Capítulo 8 - Tres meses

Zelena.

—Les dejaremos charlar a ustedes dos —la voz de Roe me sobresaltó. La miré. Había olvidado por completo que ella y Lupus también estaban aquí.

—Roe —la llamé, extendiendo mi mano hacia ella. Gunner me soltó y ella se acercó, acariciando mi mejilla con su suave mano.

—Hola, niña —dijo con voz quebrada, mientras una lágrima corría por su rostro. Le sonreí y ella me abrazó cálidamente.

—Estoy tan contenta de que estés bien —sollozó en voz baja. Rodeé sus hombros con mis brazos y la abracé de vuelta. Roe es mi madre sustituta, la madre que siempre desee tener. Presionó sus labios contra mi mejilla y los dejó allí por un segundo. Sentí sus lágrimas caer sobre mi piel. Me soltó con un suspiro y dio un paso atrás. Sin dudarlo, Lupus se lanzó hacia adelante, envolviéndome en sus enormes y cálidos brazos y balanceándome de un lado a otro.

—Hola, Lupus —dije con dificultad bajo la presión de su abrazo.

—Papá, la estás aplastando —dijo Gunner, tirando un poco de los brazos de su padre.

—Oh, lo siento —rió. Me soltó y se echó hacia atrás antes de tomar mi rostro entre sus manos.
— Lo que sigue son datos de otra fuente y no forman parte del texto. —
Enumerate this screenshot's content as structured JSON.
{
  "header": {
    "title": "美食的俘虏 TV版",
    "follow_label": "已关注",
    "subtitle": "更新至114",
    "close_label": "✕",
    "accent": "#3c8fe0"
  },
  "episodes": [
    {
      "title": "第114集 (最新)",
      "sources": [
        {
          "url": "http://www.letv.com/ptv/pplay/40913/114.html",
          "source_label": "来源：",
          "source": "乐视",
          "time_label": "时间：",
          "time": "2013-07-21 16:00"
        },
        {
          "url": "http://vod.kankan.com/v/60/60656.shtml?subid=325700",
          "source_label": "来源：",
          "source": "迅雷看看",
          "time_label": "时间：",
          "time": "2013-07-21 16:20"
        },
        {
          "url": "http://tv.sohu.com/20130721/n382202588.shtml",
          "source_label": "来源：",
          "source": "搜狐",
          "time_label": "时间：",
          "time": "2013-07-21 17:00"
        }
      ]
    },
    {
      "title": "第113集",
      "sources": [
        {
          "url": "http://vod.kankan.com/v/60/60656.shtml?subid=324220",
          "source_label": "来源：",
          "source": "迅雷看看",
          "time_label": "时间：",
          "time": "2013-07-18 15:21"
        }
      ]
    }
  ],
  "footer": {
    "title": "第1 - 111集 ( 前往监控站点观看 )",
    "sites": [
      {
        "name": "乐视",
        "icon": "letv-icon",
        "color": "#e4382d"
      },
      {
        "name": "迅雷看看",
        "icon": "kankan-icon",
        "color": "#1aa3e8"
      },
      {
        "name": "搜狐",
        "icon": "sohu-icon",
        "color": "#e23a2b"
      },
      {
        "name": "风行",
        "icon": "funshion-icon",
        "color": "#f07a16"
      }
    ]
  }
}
—Gracias a la Diosa que has vuelto —dijo con una sonrisa. Noté por primera vez la nueva cicatriz en el lado de su rostro. Una línea oscura y rosada que iba desde la comisura de su labio, subía por su mejilla y terminaba sobre su oreja, en la línea del cabello. La batalla. Olvidé que estaba herido. Mi corazón se hundió y sentí náuseas y una tristeza abrumadora. Notó que lo miraba y acercó mi rostro, presionando sus labios contra mi frente antes de soltarme.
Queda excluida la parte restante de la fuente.